宮古伊良部地区国営かんがい排水事業では地下ダム2カ所(仲原、保良)や伊良部向けの水を自然流下させる宮古吐水槽(野原岳に建設予定)、牧山ファームポンド(伊良部島)、用水路55㌔などを整備する。
地下ダム建設は昨年、城辺仲原で止水壁工事(延長126㍍)が始まり本格化。今年度は315㍍を発注する。仲原の止水壁計画延長は2350㍍で、今年度末までの進ちょく率は18・8%。保良ダムは、仲原の完了後着手する。
用水路は、計画延長16・1㌔の伊良部導水路工事が09年から始まり、10年度までに4・4㌔を敷設した。今年度は1・4㌔を発注する。同工事では伊良部大橋主航路部の0・417㌔も取り付けられる。
第2次事業で開発した水は、7割を宮古本島、3割を伊良部に供給する計画。第2次では水源を優先開発し、この水を宮古本島で早く使えるようにする事業方針を示している。

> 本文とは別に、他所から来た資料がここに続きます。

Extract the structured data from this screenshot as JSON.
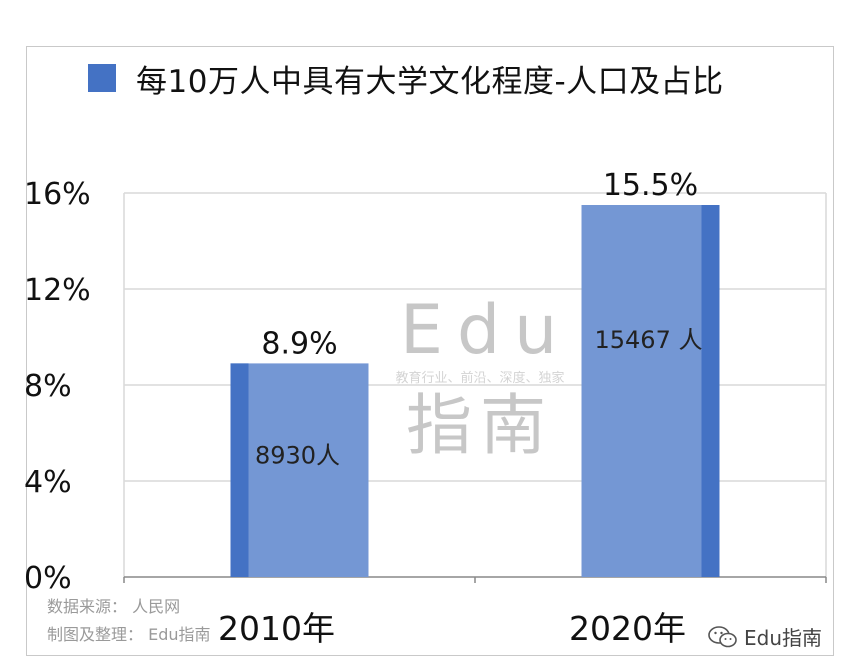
{
  "chart_data": {
    "type": "bar",
    "title": "每10万人中具有大学文化程度-人口及占比",
    "categories": [
      "2010年",
      "2020年"
    ],
    "series": [
      {
        "name": "每10万人中具有大学文化程度-人口及占比",
        "values": [
          8.9,
          15.5
        ]
      }
    ],
    "value_labels": [
      "8.9%",
      "15.5%"
    ],
    "inner_labels": [
      "8930人",
      "15467 人"
    ],
    "y_ticks": [
      "0%",
      "4%",
      "8%",
      "12%",
      "16%"
    ],
    "ylim": [
      0,
      16
    ],
    "grid": true,
    "legend_position": "top",
    "colors": {
      "bar": "#7497d4",
      "bar_edge": "#4472c4",
      "grid": "#d9d9d9"
    }
  },
  "source_lines": [
    "数据来源： 人民网",
    "制图及整理： Edu指南"
  ],
  "watermark": {
    "main": "Edu",
    "tagline": "教育行业、前沿、深度、独家",
    "cn": "指南"
  },
  "brand": {
    "label": "Edu指南",
    "icon": "wechat-icon"
  }
}
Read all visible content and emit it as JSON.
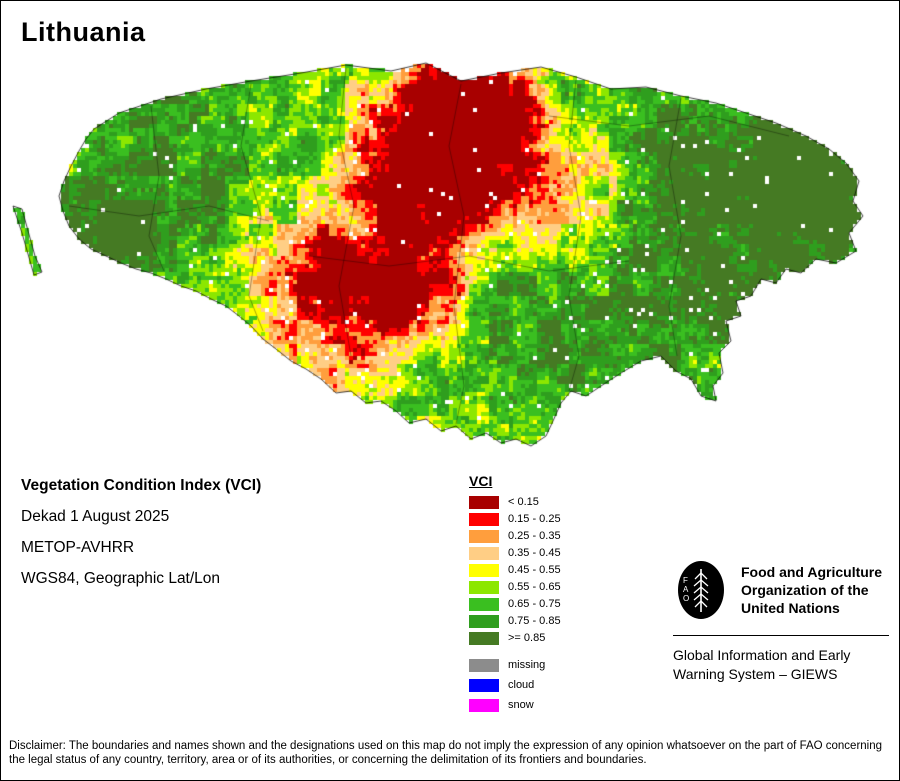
{
  "title": "Lithuania",
  "info": {
    "line1": "Vegetation Condition Index (VCI)",
    "line2": "Dekad 1 August 2025",
    "line3": "METOP-AVHRR",
    "line4": "WGS84, Geographic Lat/Lon"
  },
  "legend": {
    "title": "VCI",
    "classes": [
      {
        "label": "< 0.15",
        "color": "#a80000"
      },
      {
        "label": "0.15 - 0.25",
        "color": "#ff0000"
      },
      {
        "label": "0.25 - 0.35",
        "color": "#ff9e3d"
      },
      {
        "label": "0.35 - 0.45",
        "color": "#ffce85"
      },
      {
        "label": "0.45 - 0.55",
        "color": "#ffff00"
      },
      {
        "label": "0.55 - 0.65",
        "color": "#8ce700"
      },
      {
        "label": "0.65 - 0.75",
        "color": "#3abf20"
      },
      {
        "label": "0.75 - 0.85",
        "color": "#2f9e1e"
      },
      {
        "label": ">= 0.85",
        "color": "#457a23"
      }
    ],
    "extras": [
      {
        "label": "missing",
        "color": "#8c8c8c"
      },
      {
        "label": "cloud",
        "color": "#0000ff"
      },
      {
        "label": "snow",
        "color": "#ff00ff"
      }
    ]
  },
  "fao": {
    "logo_letters": "FAO",
    "org_name": "Food and Agriculture Organization of the United Nations",
    "system_name": "Global Information and Early Warning System – GIEWS"
  },
  "disclaimer": "Disclaimer: The boundaries and names shown and the designations used on this map do not imply the expression of any opinion whatsoever on the part of FAO concerning the legal status of any country, territory, area or of its authorities, or concerning the delimitation of its frontiers and boundaries."
}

新たに建設する仲原ダム(有効貯水量920万㌧)、保良ダム(同160万㌧)と、既存の砂川(同680万㌧)、福里(同760万㌧)、皆福(同40万㌧)を合わせた総有効貯水量は2560万㌧となり、現在の1・7倍に増える。
第1次地下ダム事業は、干ばつ期の6~9月に対応できる設計だが、第2次では、この不足分を充足しサトウキビや野菜、果樹ハウス、牧草地などに1年中使える水量を確保する。
受益面積は宮古7805㌶、伊良部1351㌶の計9156㌶となっている。